Re: An idea.... (Was: debfind.net (was: GNOME-HELIX))
On Fri, 30 Jun 2000, Clay Crouch wrote:
> If that should happen, how would we maintain QC?
Who is the "we" in this sentence? If it is Debian, then taking on this
responsibility is actively sanctioning the development of .debs outside of
Debian. I have not yet heard a compelling argument for why this should be
> How's about putting lintian functionality in APT itself such that
> it _quitely_ checks a deb during/after fetch for policy violations,
> and possibly for namespace conflicts. If violations are found, it
> warns the user that they might be about to break their system....
This, in and of itself, doesn't sound like a bad idea, although I'm not
sure what the technical ramifications are.
> Also, we could put enough GPG functionality into APT to check package
> signatures. If a package is not signed by a current Debian maintainer,
> the user is warned.
Again, useful anyway (e.g. in the context of NMU's,) and perhaps worth
pursuing as an end in itself.
> If APT finds either policy/namespace violations or non-signed packages,
> it prompts the user as to whether or not they _really_ want to install
> the package, and if they do, the install continues regardless of any
> breakage that may occur.
> I am not sure of all of the technical ramifications of such a thing,
> and I know that it would slow the apt-get process a bit, but would
> something like this be worthwhile?
Possibly, but not for the reasons you suggest.
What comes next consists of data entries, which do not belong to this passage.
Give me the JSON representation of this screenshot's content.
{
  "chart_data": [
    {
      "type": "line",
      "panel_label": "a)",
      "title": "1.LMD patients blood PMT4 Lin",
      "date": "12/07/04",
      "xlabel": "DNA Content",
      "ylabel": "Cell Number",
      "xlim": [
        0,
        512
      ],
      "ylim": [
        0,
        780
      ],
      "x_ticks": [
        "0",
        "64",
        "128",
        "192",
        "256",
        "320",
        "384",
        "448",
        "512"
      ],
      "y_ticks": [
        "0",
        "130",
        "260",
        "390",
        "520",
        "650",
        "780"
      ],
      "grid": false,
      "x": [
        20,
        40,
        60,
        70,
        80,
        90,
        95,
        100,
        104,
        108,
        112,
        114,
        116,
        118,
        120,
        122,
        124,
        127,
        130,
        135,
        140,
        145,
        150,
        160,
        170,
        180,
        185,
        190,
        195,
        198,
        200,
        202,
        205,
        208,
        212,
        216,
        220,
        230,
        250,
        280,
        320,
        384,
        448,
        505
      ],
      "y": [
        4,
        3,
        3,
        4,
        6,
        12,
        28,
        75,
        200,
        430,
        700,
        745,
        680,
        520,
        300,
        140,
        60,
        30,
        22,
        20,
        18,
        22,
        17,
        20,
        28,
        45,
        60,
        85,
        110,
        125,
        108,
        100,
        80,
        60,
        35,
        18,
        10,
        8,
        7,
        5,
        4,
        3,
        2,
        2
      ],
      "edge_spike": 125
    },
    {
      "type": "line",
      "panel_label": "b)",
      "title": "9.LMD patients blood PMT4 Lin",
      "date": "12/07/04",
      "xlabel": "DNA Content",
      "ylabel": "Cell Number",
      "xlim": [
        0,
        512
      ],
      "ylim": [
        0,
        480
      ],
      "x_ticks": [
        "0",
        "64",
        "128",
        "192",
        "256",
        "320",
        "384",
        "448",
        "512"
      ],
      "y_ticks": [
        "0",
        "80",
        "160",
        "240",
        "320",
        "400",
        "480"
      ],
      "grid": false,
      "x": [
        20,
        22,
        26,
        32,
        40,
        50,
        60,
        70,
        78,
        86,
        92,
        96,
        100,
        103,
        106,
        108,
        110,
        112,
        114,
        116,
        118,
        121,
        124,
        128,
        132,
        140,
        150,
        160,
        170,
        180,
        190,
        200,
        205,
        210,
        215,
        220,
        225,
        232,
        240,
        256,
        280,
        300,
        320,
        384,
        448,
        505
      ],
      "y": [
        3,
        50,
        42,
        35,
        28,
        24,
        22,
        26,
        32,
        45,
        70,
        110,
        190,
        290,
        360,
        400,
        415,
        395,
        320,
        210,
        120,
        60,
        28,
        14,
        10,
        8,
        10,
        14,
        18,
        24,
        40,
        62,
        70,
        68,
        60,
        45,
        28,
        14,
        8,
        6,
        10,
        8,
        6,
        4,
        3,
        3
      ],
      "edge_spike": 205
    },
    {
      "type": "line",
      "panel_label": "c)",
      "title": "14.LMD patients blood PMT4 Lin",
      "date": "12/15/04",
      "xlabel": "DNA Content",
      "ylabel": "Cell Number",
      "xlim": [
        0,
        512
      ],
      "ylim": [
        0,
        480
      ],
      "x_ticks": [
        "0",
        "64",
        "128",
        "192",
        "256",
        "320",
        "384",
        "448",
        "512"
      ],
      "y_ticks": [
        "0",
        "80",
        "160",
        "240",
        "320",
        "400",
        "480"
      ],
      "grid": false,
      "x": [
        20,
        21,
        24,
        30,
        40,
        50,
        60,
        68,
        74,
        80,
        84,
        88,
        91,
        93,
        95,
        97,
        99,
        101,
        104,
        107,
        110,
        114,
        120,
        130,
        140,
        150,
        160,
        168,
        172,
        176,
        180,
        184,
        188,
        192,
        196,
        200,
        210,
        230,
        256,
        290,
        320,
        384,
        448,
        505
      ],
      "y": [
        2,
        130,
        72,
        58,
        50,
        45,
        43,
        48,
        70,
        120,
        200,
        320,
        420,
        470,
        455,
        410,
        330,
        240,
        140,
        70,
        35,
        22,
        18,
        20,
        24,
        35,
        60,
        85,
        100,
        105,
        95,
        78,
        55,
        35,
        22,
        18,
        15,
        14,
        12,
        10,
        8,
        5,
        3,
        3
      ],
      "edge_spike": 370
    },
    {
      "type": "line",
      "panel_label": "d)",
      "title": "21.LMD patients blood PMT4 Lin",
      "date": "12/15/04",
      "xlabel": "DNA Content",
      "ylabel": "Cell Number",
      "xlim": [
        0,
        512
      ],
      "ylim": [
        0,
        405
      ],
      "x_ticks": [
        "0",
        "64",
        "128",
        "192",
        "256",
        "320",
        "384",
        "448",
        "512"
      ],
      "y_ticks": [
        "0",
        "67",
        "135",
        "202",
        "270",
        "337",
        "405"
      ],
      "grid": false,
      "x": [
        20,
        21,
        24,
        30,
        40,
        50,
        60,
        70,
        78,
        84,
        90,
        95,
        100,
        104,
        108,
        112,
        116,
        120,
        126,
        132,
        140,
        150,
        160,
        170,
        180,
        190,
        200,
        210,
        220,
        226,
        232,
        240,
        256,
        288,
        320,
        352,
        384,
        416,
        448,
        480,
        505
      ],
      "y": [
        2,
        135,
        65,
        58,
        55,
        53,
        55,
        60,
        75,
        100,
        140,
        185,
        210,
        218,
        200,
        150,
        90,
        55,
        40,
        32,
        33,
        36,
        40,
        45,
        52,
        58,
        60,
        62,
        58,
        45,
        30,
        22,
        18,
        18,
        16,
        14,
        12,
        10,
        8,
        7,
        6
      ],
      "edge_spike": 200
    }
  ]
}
> That way, we can keep 'official' debs that are almost certain to
> work corrrectly due to our QC policies, and still allow others to
> create their 'unofficial' repositories without causing _us_ any grief.
After following the whole GR debate, at first taking a moderate stance
that yes, something should be done about non-free, but finally being
compelled by the "status quo" arguments to change my mind, I do not think
unofficial repositories are good for the project. If there are legitimate
sources of debs that are currently not in the archives, we should look to
ways of bringing them into the project, rather than accomodating for them
in this fashion. This is not about being "control freaks". It has
everything to do with ensuring not just "some" quality control, but the
*highest possible* quality control. Why settle for anything less? If
there is a way to ensure better quality control, we should go for it. If
the packages are "unofficial" because they are "bad for Debian" (for legal
or whatever other reasons) then why sanction them?